Aktuelle Geschäftslage
89 Prozent der Befragten beurteilen ihre aktuelle Geschäftslage als befriedigend oder gut.
Zukünftige Geschäftslage
91 Prozent der Befragten erwarten, dass ihre Geschäftslage zukünftig gleichbleibend oder günstiger sein wird.
Zukünftige Beschäftigungslage
Personal aufbauen wollen 60 Prozent der Unternehmen, rund 33 Prozent bleiben bei der aktuellen Personalstärke.

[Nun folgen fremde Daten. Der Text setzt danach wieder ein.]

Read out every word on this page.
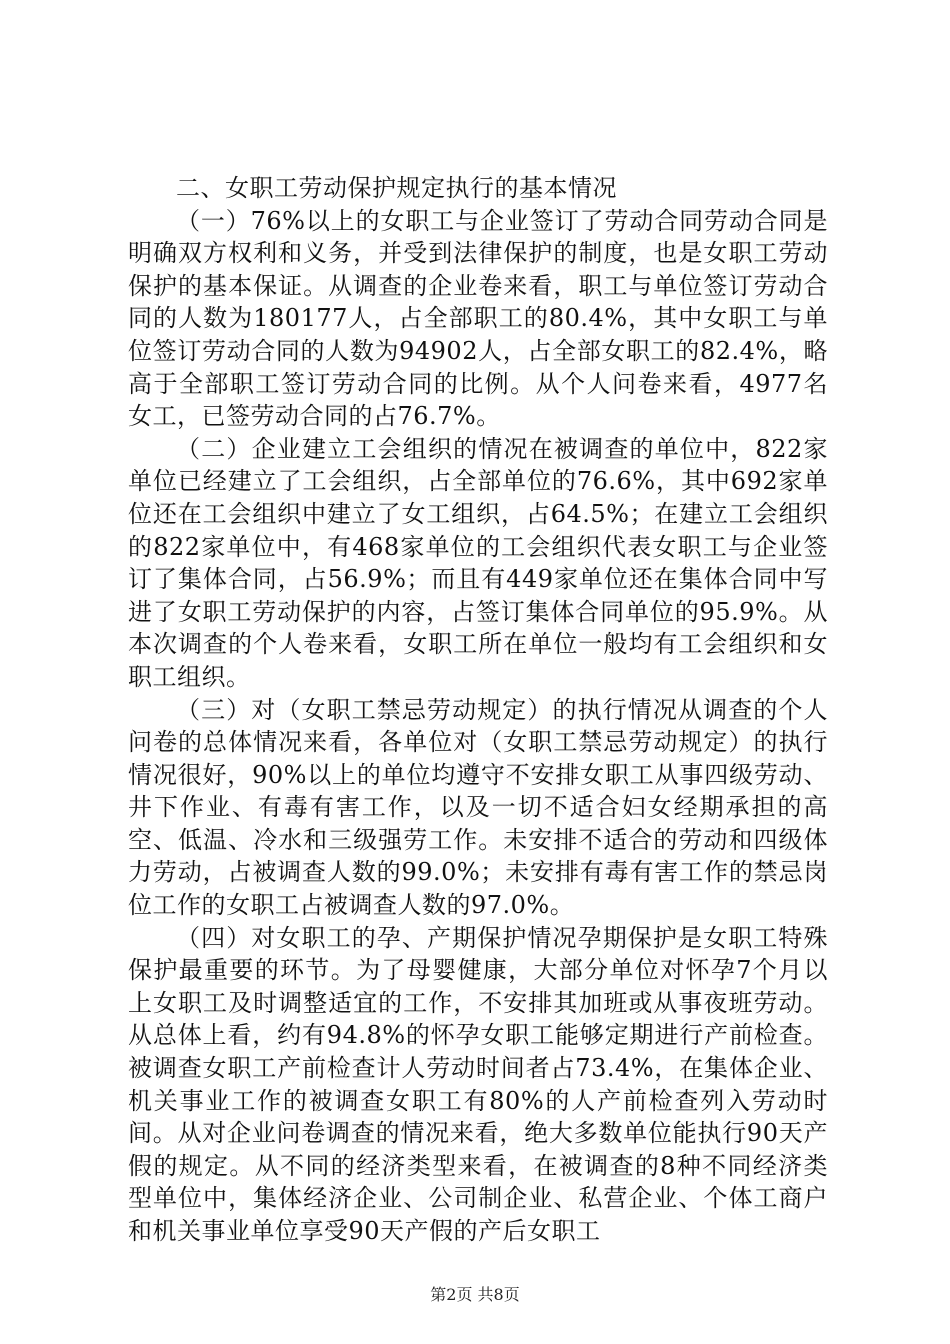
二、女职工劳动保护规定执行的基本情况

（一）76%以上的女职工与企业签订了劳动合同劳动合同是明确双方权利和义务，并受到法律保护的制度，也是女职工劳动保护的基本保证。从调查的企业卷来看，职工与单位签订劳动合同的人数为180177人，占全部职工的80.4%，其中女职工与单位签订劳动合同的人数为94902人，占全部女职工的82.4%，略高于全部职工签订劳动合同的比例。从个人问卷来看，4977名女工，已签劳动合同的占76.7%。

（二）企业建立工会组织的情况在被调查的单位中，822家单位已经建立了工会组织，占全部单位的76.6%，其中692家单位还在工会组织中建立了女工组织，占64.5%；在建立工会组织的822家单位中，有468家单位的工会组织代表女职工与企业签订了集体合同，占56.9%；而且有449家单位还在集体合同中写进了女职工劳动保护的内容，占签订集体合同单位的95.9%。从本次调查的个人卷来看，女职工所在单位一般均有工会组织和女职工组织。

（三）对（女职工禁忌劳动规定）的执行情况从调查的个人问卷的总体情况来看，各单位对（女职工禁忌劳动规定）的执行情况很好，90%以上的单位均遵守不安排女职工从事四级劳动、井下作业、有毒有害工作，以及一切不适合妇女经期承担的高空、低温、冷水和三级强劳工作。未安排不适合的劳动和四级体力劳动，占被调查人数的99.0%；未安排有毒有害工作的禁忌岗位工作的女职工占被调查人数的97.0%。

（四）对女职工的孕、产期保护情况孕期保护是女职工特殊保护最重要的环节。为了母婴健康，大部分单位对怀孕7个月以上女职工及时调整适宜的工作，不安排其加班或从事夜班劳动。从总体上看，约有94.8%的怀孕女职工能够定期进行产前检查。被调查女职工产前检查计人劳动时间者占73.4%，在集体企业、机关事业工作的被调查女职工有80%的人产前检查列入劳动时间。从对企业问卷调查的情况来看，绝大多数单位能执行90天产假的规定。从不同的经济类型来看，在被调查的8种不同经济类型单位中，集体经济企业、公司制企业、私营企业、个体工商户和机关事业单位享受90天产假的产后女职工

第2页 共8页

Zukünftige F&E-Investitionen
51 Prozent der Unternehmen gaben an, F&E-Investitionen erhöhen zu wollen, rund 41 Prozent wollen diese unverändert lassen.
Aktuelles Klima
28 Prozent der Befragten schätzen das aktuelle politische Klima als gut ein, 60 Prozent halten es für befriedigend.
Zukünftiges Klima
20 Prozent gehen von einer Verbesserung des politischen Klimas aus, 68 Prozent denken, dass sich nichts verändern wird. Rund 12 Prozent erwarten eine Verschlechterung.